La realidad que subyace en esta cuestión es que el espíritu del mal, Satán o sea lo que fuere interpretado como maligno, se refiere a la baja naturaleza del hombre. Esta baja naturaleza es simbolizada de varias formas. En el hombre hay dos expresiones: una es la expresión de la naturaleza; la otra expresión del reino espiritual. El mundo de la naturaleza es defectuoso. Miradlo claramente, desechando toda superstición e imaginación. Si dejáis a un hombre sin educación y bárbaro en las selvas de África, ¿habría alguna duda de que permanecería ignorante? Dios jamás ha creado un espíritu maligno; todas esas ideas y denominaciones son símbolos que expresan la mera naturaleza humana o terrenal del hombre. Es condición esencial del suelo o tierra que de él crezcan espinas, malezas y árboles estériles. Hablando en forma relativa, ello es malo, es simplemente el estado inferior o el más bajo producto de la naturaleza. – Abdu’l-Bahá, La promulgación a la paz universal.
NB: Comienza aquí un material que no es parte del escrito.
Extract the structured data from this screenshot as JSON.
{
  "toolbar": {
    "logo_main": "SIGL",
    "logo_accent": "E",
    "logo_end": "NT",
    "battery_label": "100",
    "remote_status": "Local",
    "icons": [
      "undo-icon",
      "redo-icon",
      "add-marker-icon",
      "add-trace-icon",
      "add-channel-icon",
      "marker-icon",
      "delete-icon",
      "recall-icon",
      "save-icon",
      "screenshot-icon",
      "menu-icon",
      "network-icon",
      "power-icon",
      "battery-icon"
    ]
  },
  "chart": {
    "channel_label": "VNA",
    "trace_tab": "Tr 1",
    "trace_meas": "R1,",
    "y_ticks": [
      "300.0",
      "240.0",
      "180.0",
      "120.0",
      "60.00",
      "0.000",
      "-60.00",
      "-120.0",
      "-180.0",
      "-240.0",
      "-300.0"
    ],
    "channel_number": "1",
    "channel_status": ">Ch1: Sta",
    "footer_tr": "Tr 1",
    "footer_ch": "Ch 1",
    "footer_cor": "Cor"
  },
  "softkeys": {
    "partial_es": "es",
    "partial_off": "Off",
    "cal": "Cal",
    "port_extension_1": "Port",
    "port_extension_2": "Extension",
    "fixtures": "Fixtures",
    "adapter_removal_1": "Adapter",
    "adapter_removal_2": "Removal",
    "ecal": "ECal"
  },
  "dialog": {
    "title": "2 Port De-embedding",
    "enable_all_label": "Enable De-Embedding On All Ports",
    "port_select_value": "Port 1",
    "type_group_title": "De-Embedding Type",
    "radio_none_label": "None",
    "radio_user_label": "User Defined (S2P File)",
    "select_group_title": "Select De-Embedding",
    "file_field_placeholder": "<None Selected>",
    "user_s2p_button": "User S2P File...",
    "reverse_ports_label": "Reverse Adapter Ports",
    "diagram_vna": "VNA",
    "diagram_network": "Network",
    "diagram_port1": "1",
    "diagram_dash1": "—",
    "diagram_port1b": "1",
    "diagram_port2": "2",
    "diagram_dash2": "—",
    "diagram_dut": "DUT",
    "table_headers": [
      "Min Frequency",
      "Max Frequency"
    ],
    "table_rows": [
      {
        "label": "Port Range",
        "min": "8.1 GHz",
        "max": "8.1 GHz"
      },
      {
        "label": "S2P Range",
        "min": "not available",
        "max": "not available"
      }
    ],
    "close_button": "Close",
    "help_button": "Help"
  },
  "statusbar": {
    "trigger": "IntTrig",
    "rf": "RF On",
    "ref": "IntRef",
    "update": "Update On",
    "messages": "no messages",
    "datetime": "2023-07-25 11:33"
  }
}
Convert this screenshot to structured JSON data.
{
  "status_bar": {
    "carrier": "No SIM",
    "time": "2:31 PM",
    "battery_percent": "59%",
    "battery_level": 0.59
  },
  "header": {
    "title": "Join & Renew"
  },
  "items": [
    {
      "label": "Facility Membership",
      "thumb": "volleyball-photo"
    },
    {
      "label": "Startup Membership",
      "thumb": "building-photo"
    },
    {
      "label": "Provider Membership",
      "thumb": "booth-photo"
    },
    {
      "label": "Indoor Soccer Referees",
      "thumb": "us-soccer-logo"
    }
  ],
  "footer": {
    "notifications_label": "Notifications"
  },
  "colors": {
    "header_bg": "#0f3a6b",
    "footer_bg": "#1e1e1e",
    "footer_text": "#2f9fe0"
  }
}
Mientras seamos imperfectos, tenemos esta naturaleza malvada dentro de nosotros que debemos esforzarnos constantemente en superar volviéndonos hacia lo que es divino y puro. Necesitamos purificar nuestras almas y desprendernos de este mundo si queremos ser como los ángeles divinos. Eso comienza con no culpar de nuestras malas acciones a una personalidad externa posada en nuestro hombro, sino asumiendo la responsabilidad de nuestros actos. Para ayudarnos, tenemos ángeles divinos que están dotados de las características de Dios. El amor impregna cada fibra de su ser y estos ángeles nos ayudan si servimos a Dios.                          

Todo se reduce a una cosa: decidir hacer lo correcto mientras navegamos por la vida. Todos tenemos libre albedrío, así que tenemos el poder de elegir qué “voz” permitiremos que nos guíe.